After she'd had time to rest, The Husk gave her a choice she hadn't expected. She could choose to follow it to wherever it was going, something it refused to tell her or stay behind.
She'd chosen to follow her teacher, as she'd once said she would.
Now, weeks later, deep in the mountains of a foreign nation, cold and short on patience, The Woman voiced the question she'd been denied the answer of before. "Where exactly are we going?" The Woman asked the bandage wrapped figure ahead of her.
"To meet someone and reveal the truth of my intentions." The Husk rasped out an answer that revealed nothing to The Woman and left her with more questions than before.
Taking a moment to swallow her irritation at The Husk's answer, The Woman opened her mouth to ask another question only to be interrupted when The Husk vocalized something infuriating.

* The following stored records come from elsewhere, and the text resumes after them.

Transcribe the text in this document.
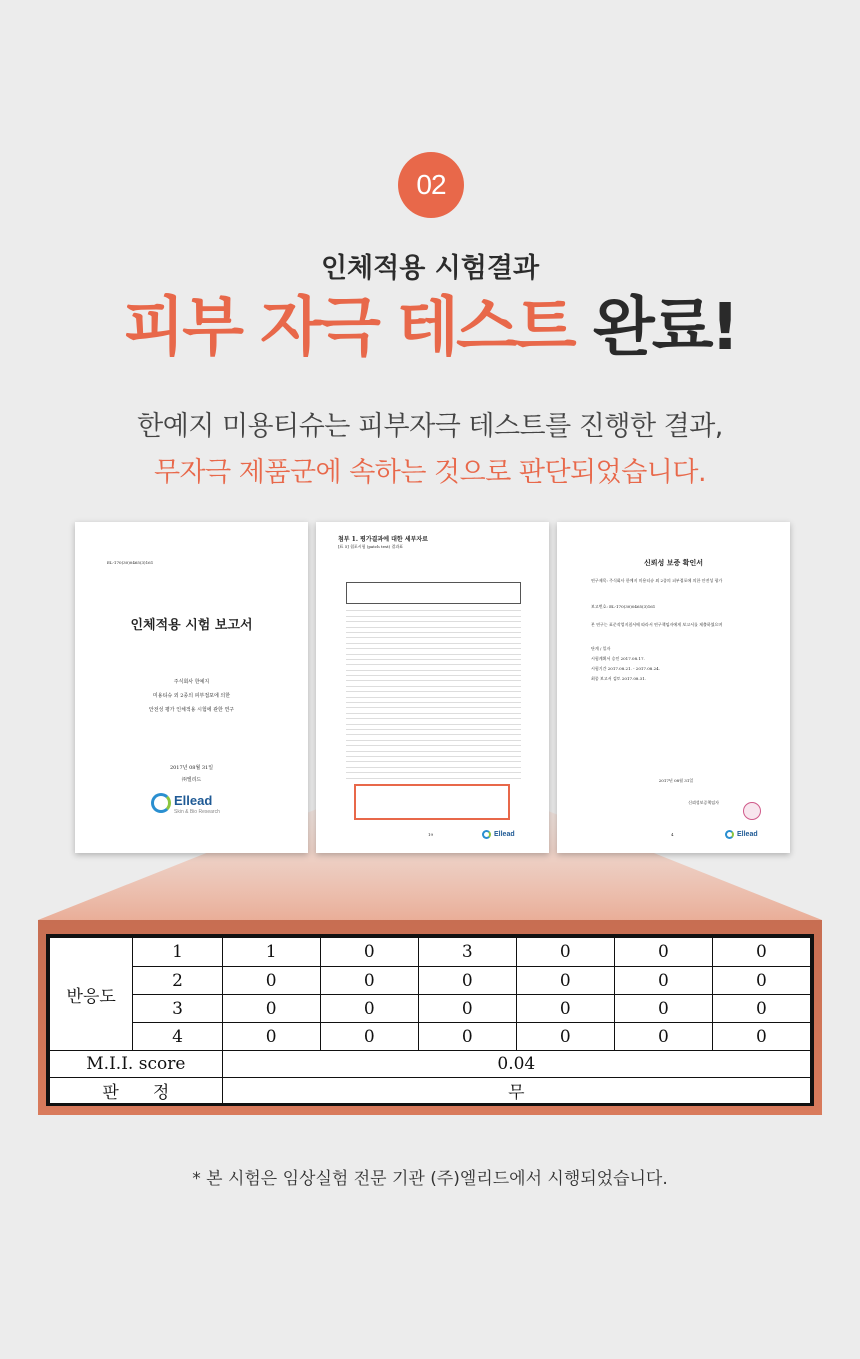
02
인체적용 시험결과
피부 자극 테스트 완료!
한예지 미용티슈는 피부자극 테스트를 진행한 결과,
무자극 제품군에 속하는 것으로 판단되었습니다.
EL-170(30)0465(3)161
인체적용 시험 보고서
주식회사 한예지
미용티슈 외 2종의 피부접포에 의한
안전성 평가 인체적용 시험에 관한 연구
2017년 08월 31일
㈜엘리드
Ellead
Skin & Bio Research
첨부 1. 평가결과에 대한 세부자료
[표 5] 첩포시험 (patch test) 결과표
19	Ellead
신뢰성 보증 확인서
연구제목: 주식회사 한예지 미용티슈 외 2종의 피부접포에 의한 안전성 평가
보고번호: EL-170(30)0465(3)161
본 연구는 표준작업지침서에 따라서 연구책임자에게 보고서를 제출하였으며
단계 / 일자
시험계획서 승인 2017.08.17.
시험기간 2017.08.21. - 2017.08.24.
최종 보고서 검토 2017.08.31.
2017년 08월 31일
신뢰성보증책임자
4	Ellead
반응도	1	1	0	3	0	0	0
	2	0	0	0	0	0	0
	3	0	0	0	0	0	0
	4	0	0	0	0	0	0
M.I.I. score		0.04					
판　　정		무					
* 본 시험은 임상실험 전문 기관 (주)엘리드에서 시행되었습니다.
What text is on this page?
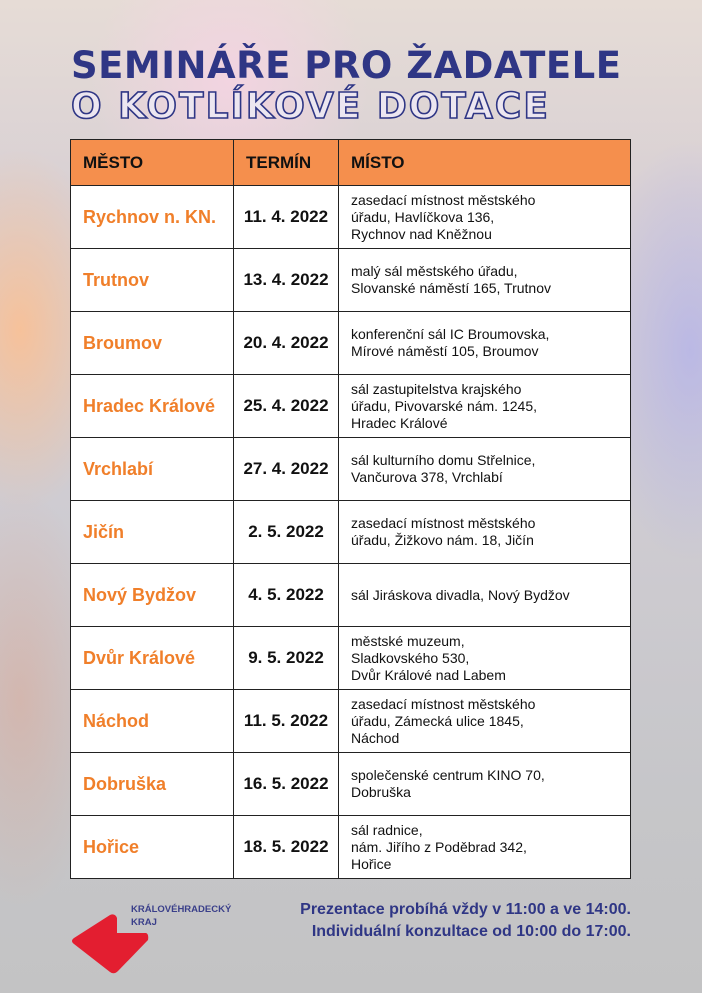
SEMINÁŘE PRO ŽADATELE
O KOTLÍKOVÉ DOTACE
MĚSTO	TERMÍN	MÍSTO
Rychnov n. KN.	11. 4. 2022	zasedací místnost městského
úřadu, Havlíčkova 136,
Rychnov nad Kněžnou

Trutnov	13. 4. 2022	malý sál městského úřadu,
Slovanské náměstí 165, Trutnov

Broumov	20. 4. 2022	konferenční sál IC Broumovska,
Mírové náměstí 105, Broumov

Hradec Králové	25. 4. 2022	sál zastupitelstva krajského
úřadu, Pivovarské nám. 1245,
Hradec Králové

Vrchlabí	27. 4. 2022	sál kulturního domu Střelnice,
Vančurova 378, Vrchlabí

Jičín	2. 5. 2022	zasedací místnost městského
úřadu, Žižkovo nám. 18, Jičín

Nový Bydžov	4. 5. 2022	sál Jiráskova divadla, Nový Bydžov

Dvůr Králové	9. 5. 2022	městské muzeum,
Sladkovského 530,
Dvůr Králové nad Labem

Náchod	11. 5. 2022	zasedací místnost městského
úřadu, Zámecká ulice 1845,
Náchod

Dobruška	16. 5. 2022	společenské centrum KINO 70,
Dobruška

Hořice	18. 5. 2022	sál radnice,
nám. Jiřího z Poděbrad 342,
Hořice
KRÁLOVÉHRADECKÝ
KRAJ
Prezentace probíhá vždy v 11:00 a ve 14:00.
Individuální konzultace od 10:00 do 17:00.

"We are almost there, just past the next bend is our destination. I will go ahead to prepare for your arrival." With that rasping comment, The Husk vanished from sight, leaving The Woman to march forward on her own.
This wasn't the first time she'd been left alone on this trip. The Husk would leave her whenever they approached a town or when they got close to a group of travelers, but this time was far more irritating than any other. She did not doubt that it was telling the truth about the distance to the final destination. But the next bend was still a ways away in the deep snow, leaving her with quite a bit of time to tend to her irritation, growing it into anger.
By the time she was rounding the bend to whatever The Husk was leading her to, she was fully prepared to lash out at The Husk in a fury. Ignoring that such a thing would do little more than graze the creature, she merely wanted to let out some frustration against her teacher.
All that anger vanished in an instant when she rounded the bend to a sight she didn't understand.
The Husk stood facing a large black tower, the architecture far more sinister than anything she'd ever seen before. The mountain's snow seemed to avoid landing around the tower, leaving a clear ring of grass and stone.
However, the sight that caused the anger to vanish was not in front of The Husk, but behind it.
A man around thirty years of age stood with a complicated magical staff leveled at the back of The Husk's head. A massive magical formation spread out from the tip of the instrument. The Man's face twisted in anger, his knuckles white from how hard he clinched the staff in his hands. "How many?" The Man said, fury in his voice. "HOW MANY PEOPLE HAVE YOU BROUGHT HERE TO DIE YOU BASTARD?!" He bellowed, the formation glowing brighter with his words.